Sento di comprendere più da vicino come i giardini non servano in fondo ad articolare il nostro concetto di spazio, ma quello di tempo.
E’ una cosa che mi ha sempre tormentata sin dall’inizio della mia attività di giardiniera.
Il fatto che il giardino si sviluppi unidirezionalmente lungo la freccia del tempo, la sua natura ciclica, il suo dialogo incessante col flusso del pensiero, con il nostro movimento, con la percezione fisica del nostro essere, mi convincono sempre più profondamente che il luogo dei giardini non sia solo tangenzialmente lo spazio tridimensionale, ma che la loro vera essenza debba essere collocata nella quarta dimensione.
Una sorta di cavitazione spazio-temporale.

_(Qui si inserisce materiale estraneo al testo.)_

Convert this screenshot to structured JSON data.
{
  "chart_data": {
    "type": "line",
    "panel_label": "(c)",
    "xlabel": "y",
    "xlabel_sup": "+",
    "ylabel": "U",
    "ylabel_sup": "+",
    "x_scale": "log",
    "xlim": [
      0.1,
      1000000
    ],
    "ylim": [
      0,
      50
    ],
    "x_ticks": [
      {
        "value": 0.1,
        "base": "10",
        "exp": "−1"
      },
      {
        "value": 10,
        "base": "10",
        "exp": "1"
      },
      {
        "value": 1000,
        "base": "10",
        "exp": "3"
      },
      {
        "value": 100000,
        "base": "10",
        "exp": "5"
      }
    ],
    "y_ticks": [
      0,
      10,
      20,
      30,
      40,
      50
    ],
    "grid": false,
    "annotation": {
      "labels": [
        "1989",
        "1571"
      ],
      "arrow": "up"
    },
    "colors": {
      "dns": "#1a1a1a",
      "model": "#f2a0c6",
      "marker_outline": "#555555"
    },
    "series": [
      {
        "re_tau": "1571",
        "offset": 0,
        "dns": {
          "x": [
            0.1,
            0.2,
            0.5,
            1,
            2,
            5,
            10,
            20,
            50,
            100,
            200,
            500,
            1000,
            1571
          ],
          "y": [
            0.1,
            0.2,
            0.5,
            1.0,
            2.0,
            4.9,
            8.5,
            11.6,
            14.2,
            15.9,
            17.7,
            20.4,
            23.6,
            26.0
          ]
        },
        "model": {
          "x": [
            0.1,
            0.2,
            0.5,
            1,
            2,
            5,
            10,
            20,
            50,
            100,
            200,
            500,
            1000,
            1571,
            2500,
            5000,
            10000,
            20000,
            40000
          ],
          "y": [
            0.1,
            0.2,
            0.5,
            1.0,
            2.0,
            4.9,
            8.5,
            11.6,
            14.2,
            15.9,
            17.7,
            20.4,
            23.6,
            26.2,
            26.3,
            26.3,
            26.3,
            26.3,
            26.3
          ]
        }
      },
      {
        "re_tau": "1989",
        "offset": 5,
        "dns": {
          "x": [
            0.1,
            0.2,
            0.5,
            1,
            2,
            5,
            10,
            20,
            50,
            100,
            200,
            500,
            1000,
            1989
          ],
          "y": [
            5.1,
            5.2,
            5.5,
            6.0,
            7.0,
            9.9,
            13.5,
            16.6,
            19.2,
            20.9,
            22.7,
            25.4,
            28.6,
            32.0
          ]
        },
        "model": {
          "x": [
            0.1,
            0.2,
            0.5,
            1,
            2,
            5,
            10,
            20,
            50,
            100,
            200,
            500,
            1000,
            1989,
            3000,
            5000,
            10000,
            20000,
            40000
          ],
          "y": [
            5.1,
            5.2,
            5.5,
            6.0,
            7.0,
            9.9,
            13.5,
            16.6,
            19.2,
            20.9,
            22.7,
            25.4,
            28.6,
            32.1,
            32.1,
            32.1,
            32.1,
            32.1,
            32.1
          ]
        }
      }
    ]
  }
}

Il luogo dei giardini è l’amore, la morte, il ricordo. Lo spazio è solo incidentale, non causale.
Ero preoccupato perchè non riuscivo più ad entrare e leggere queste tue belle, approfondite considerazioni.
Ben tornata
Ezio
Grazie Ezio per il primo commento sul nuovo blog
Si può dire che il giardiniere proietta se stesso nel giardino. Il giardino è la manifestazione nello spazio esterno, quindi visibile agli altri, della propria persona. Una “dichiarazione” dici in un post precedente.
Mi domando, a questo punto, che senso ha la ricerca estetica nel giardino, che oggi sa tanto di consumismo. Che c’entra il consumismo, con l’amore, la morte, il ricordo?
Se giungessi alla conclusione, che non c’entra un bel nulla, ne potrebbe uscire che il giardino non può diventare bello, almeno secondo l’attuale sodalizio tra bello e consumo. Forse la mia è una paura. Ho il timore di manifestarmi attraverso il giardino. Forse è così.